Bayerische Staatsoper/Nagano: Die Walküre

Date: July 10 – 15, 2012 (second of two Cycles)
Conductor: Kent Nagano
Production: Andreas Kriegenburg
Location: Bavarian State Opera, Munich.

If Andreas Kriegenburg laid the foundation for his Ring concept in Das Rheingold, this Walküre did not so much dismantle it as it did perverse its original cohesion. If in Rheingold human bodies were props for innate objects or metaphorical depictions of abstractions, human bodies were depicted here simply as human bodies.

In Act 1, the Wälsung twins shuttled around nurses, who were busy embalming the cadavers of fallen heroes into mummies, as if trying to depict a war-ravaged, ungovernable world. The difference in the treatment of human bodies may seem trivial, but the poetic treatment of human bodies as physical or allegorical depictions of something else, in Rheingold, seemed lost. Further, the treatment of human bodies here also seemed forced and unnecessary, as if Kriegenburg mandated himself to use his actors even though the flow of the story did not necessarily require their presence.

In Act 2, a wooden back board would move forwards and backwards, thereby creating an illusion that the proscenium was a view finder that was being zoomed in and out. Whether it was Fricka giving her moral lesson, or Wotan given an impassioned defense, by moving the back board towards the stage apron, this nifty little stagecraft allowed the audience to focus even more on the main narrator. Unfortunately, this trick was simply unused in the rest of the Cycle.

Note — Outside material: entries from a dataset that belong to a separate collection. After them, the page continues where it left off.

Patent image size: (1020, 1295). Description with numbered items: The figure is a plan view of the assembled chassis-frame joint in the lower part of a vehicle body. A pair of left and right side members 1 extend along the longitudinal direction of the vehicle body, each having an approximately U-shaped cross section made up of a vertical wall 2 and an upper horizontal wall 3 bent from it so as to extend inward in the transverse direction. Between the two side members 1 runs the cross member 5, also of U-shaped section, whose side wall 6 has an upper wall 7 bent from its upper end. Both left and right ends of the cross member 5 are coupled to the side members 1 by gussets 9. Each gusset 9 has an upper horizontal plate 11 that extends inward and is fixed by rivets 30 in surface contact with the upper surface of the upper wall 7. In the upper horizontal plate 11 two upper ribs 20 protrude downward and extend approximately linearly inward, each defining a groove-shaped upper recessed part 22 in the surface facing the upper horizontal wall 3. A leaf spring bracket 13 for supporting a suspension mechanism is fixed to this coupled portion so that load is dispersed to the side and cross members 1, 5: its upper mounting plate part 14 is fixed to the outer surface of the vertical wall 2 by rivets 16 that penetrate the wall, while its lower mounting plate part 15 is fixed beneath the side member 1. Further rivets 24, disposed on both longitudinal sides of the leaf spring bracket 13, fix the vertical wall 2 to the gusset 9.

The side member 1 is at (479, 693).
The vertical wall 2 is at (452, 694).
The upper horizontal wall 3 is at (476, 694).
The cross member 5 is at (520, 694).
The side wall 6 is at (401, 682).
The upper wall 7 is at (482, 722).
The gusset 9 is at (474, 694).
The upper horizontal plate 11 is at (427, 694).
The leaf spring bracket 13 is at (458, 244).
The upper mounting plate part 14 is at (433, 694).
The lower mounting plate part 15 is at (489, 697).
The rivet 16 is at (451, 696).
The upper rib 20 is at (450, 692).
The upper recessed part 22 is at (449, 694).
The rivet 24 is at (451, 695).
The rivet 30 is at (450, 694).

If there was one singular moment in Die Walküre, if not in the entire Ring, when the audience truly anticipated something, it would be the start of Act 3, The Ride of the Valkyries. Here, Ritt was preceded by a four-minute, orchestra-less dance choreography by choreographer Zenta Haerter. Eight pairs of female dancers depicted the eight horses on which the Valkyrie sisters would ride. Dressed in petite metallic-silver uniform jumpers and dark army boots, nobody would accuse costume designer Andrea Schraad of not trying to make this scene interesting. Haerter’s choreography, if anything, boiled with energy. When the dancers slung their hair with a vigorous angular momentum, the imagery of eight wild horses flinging their tails in impatience came to the fore. The problem was with timing and length: with the audience eagerly anticipating Wagner’s Ritt music after the break, a music-less dance that lasted more than four minutes was simply too long. Boos erupted before the dance number finished. Even Nagano released a slight grin, as if he anticipated the booing all along. Sympathetic cheers sounded more like a disapproval of the boos than a genuine expression of excitement. The boos were obviously not for the dancers, but sadly the dancers seemed consumed by the audience’s disappointment. No amount of applauses at their curtain call would reverse that.

Iréne Theorin was a powerful Brünnhilde reeling with suppressed emotions, but her movements on stage often seemed weird or misplaced. (Katarina Dalayman was originally cast for the evening but she was replaced by Theorin close to the date.) Thomas J. Mayer, as Wotan, was a fine singer but struggled to project the lower registers. Sophie Koch’s Fricka convincingly switched between a fearless arbiter of morals and Wotan’s dutiful wife. Koch’s voice was at least a level too small for the role, but she more than compensated with meticulous phrasing and a sensual timbre. Ain Anger’s Hunding stirred calamity through his dramatically intense acting and raging voice. Anja Kampe delivered all her notes as Sieglinde but lacked an aura of warmth and melancholy that usually loomed over this half of the twin. The other half was sung by Klaus Florian Vogt, whose trumpet-like voice was atypical amidst the sea of recorded Siegmunds. Nevertheless, he brought a lot of freshness to the role with his light and ringing tessitura.

The eight Valkyrie sisters, as a whole, were vocally the weak link tonight. Danielle Halbwachs’s Gerhilde misfired her top notes badly, and struggled to find any support at the top. Golda Schultz’s Ortlinde was passable but lacked fire. Okka von der Damerau, as Grimgerde, did not project as much confidence as she did as Flosshilde in Rheingold. The Siegrune and Schwertleite of Roswitha C. Müller and Anaïk Morel, respectively, were the only two outstanding performers of the lot. I place their collective mishaps on the booing audience: while the director disrupted the audience’s typical expectation at the beginning of Act 3, the loud boos could very well have disrupted that of incoming stage performers.